Importing fresh products into the UK has become increasingly complicated over the past few years. New customs formalities, plant passports, and an expanding amount of paperwork have resulted in delays and additional costs. The Quality Control Bureau (KCB) and Naktuinbouw have been inspecting exports since January 31, while import inspections in the UK will start from April 30.

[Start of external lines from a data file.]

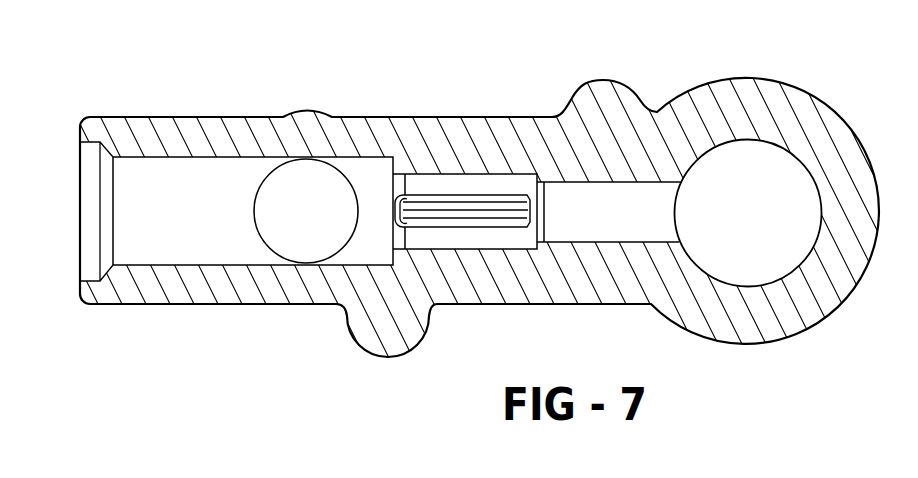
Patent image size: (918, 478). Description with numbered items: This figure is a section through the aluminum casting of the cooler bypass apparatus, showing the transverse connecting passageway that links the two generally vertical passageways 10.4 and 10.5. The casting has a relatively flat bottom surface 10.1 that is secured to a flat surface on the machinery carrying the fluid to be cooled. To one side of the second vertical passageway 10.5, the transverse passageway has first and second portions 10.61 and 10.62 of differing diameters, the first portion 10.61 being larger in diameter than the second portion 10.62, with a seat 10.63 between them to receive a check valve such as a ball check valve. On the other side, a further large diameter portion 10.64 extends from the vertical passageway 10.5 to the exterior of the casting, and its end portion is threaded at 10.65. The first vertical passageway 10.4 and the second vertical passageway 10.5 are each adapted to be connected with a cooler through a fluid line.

The flat bottom surface 10.1 is at (843, 114).
The first vertical passageway 10.4 is at (700, 153).
The second vertical passageway 10.5 is at (298, 178).
The first portion of transverse passageway 10.61 is at (422, 172).
The second portion of transverse passageway 10.62 is at (633, 182).
The seat 10.63 is at (542, 244).
The further large diameter portion 10.64 is at (128, 158).
The threaded end portion 10.65 is at (92, 143).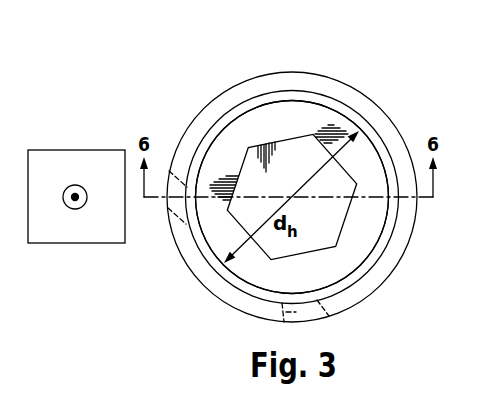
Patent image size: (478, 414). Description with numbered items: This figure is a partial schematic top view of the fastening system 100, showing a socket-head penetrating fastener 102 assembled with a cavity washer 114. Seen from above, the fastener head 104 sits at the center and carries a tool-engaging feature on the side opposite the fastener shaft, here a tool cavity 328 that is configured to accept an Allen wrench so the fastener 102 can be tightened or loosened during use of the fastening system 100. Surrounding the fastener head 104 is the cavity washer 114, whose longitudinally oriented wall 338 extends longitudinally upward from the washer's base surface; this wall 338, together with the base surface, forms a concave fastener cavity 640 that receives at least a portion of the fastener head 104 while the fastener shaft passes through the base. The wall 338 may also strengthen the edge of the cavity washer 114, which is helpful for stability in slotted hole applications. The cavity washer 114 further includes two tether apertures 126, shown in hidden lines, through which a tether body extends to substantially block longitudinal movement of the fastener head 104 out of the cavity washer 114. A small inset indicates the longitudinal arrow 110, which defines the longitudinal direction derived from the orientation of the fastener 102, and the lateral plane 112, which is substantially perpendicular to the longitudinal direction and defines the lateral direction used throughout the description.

Challenges abound. Our colleagues of spoke with several Dutch exporters, all of whom have their reservations. "For instance, you might be stopped and asked if a grower has a certain certificate. You call them, and they say 'yes,' but it turns out the regulatory bodies haven't received it yet. Or consider plant passports: for a specific product from a certain region, it's necessary, but not for the same product from a nearby area. Yet, those shipments often go in the same truck, what's the point of that? Or this: I depend on what customers buy in my webshop. Some items are with us for a while but think about plants at trade nurseries. A phytosanitary certificate is only valid for two weeks. How do we solve this?"

Freshness at stake
Plants are more complicated than flowers, as Daan van der Knaap from Dutch Quality Flowers knows. Nonetheless, this flower line hauler also has to deal with a lot of extra paperwork and worries about physical inspections. "It's certain that this will take extra time, but we don't know exactly what to expect. Will they check a bunch or unload the truck, how long does an inspection take, how severe will the checks be? If the delays become significant, we might have to pre-purchase, which would affect freshness."

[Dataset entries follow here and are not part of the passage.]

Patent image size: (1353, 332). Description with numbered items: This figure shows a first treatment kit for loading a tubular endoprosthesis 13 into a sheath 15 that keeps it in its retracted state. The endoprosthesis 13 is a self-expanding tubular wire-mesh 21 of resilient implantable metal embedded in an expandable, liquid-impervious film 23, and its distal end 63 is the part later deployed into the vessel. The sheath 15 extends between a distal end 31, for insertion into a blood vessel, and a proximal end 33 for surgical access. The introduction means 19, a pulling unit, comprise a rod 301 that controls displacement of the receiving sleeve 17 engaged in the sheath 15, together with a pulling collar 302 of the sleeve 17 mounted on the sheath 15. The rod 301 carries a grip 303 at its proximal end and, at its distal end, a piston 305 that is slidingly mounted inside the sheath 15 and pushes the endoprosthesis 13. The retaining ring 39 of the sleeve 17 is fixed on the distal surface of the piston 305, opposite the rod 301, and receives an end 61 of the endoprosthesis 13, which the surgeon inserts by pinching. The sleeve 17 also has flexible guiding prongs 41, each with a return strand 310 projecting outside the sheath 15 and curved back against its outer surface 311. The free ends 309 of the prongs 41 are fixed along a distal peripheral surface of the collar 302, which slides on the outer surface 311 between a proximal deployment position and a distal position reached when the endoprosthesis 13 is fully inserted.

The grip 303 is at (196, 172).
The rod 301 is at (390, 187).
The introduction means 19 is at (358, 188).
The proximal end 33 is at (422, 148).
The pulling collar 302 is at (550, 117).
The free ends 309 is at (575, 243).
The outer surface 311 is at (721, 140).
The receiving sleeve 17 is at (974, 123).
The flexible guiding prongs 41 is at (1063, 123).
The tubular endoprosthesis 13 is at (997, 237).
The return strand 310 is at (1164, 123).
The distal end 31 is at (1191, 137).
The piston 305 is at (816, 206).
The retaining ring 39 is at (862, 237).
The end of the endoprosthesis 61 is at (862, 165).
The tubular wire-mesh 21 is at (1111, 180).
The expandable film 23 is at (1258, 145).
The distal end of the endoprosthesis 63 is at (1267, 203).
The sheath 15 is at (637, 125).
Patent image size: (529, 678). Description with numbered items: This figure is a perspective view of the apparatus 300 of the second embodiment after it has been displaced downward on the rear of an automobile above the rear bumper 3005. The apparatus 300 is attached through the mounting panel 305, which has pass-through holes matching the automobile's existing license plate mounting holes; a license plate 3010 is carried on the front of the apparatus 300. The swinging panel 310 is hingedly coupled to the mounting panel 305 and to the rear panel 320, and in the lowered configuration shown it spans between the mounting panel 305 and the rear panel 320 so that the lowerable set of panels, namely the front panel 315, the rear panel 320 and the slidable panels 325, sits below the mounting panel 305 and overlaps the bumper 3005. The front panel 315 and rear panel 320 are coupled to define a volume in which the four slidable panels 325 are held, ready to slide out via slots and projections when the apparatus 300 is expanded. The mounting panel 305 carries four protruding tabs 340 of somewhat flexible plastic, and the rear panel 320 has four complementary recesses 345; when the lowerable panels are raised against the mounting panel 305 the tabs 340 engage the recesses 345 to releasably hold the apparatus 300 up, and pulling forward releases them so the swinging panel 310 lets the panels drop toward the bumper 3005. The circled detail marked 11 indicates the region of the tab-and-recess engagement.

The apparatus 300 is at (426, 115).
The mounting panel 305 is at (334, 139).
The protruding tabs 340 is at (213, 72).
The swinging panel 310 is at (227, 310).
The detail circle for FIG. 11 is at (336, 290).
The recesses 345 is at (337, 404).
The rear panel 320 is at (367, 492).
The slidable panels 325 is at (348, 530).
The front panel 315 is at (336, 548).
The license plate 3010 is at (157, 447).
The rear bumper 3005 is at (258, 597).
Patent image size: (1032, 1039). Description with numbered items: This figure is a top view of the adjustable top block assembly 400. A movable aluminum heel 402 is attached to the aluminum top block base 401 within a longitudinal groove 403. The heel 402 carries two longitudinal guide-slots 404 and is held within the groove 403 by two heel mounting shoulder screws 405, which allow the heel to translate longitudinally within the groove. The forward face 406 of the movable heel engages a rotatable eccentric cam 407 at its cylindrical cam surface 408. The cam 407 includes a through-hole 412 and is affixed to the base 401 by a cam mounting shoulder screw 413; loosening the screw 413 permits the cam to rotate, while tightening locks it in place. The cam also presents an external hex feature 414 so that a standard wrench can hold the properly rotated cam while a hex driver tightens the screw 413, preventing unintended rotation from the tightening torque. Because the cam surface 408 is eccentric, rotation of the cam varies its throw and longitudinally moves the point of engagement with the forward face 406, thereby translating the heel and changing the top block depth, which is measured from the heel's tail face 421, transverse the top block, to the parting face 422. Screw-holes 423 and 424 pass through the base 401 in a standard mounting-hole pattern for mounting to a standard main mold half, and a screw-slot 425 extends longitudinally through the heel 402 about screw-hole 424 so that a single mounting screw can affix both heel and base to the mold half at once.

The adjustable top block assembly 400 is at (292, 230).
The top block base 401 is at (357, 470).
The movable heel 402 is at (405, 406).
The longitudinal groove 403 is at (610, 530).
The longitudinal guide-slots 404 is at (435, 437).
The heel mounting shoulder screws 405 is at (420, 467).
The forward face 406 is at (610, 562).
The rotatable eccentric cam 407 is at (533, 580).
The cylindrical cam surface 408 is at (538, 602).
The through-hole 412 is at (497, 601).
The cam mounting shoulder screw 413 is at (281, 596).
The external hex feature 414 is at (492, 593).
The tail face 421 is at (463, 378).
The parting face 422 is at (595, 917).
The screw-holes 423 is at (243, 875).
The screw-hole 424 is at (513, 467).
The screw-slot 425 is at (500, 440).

The developments over the past few years have made transportation more expensive, but the flowers themselves have also become pricier. The question is always what can and cannot be passed on to customers. "One solution is to find more customers. We do this by driving up with our trucks. Florists often have a soft spot for this, seeing a full cart of beautiful goods in front of them does more than a sleek webshop."

Where to inspect?
Andre van Duijn from Flowerline recognizes these developments and has, therefore, completely stopped transporting plants across the Channel. He also says he's doing less with flowers, mainly because of all the uncertainties and the paperwork involved. "I don't know where the inspections will take place, although we do have to indicate where the flowers will enter," he says. This applies to both shipments by boat or truck, as well as the flowers he directly imports from Colombia to England. "The fact remains that inspections cost money and that trade doesn't get any cheaper."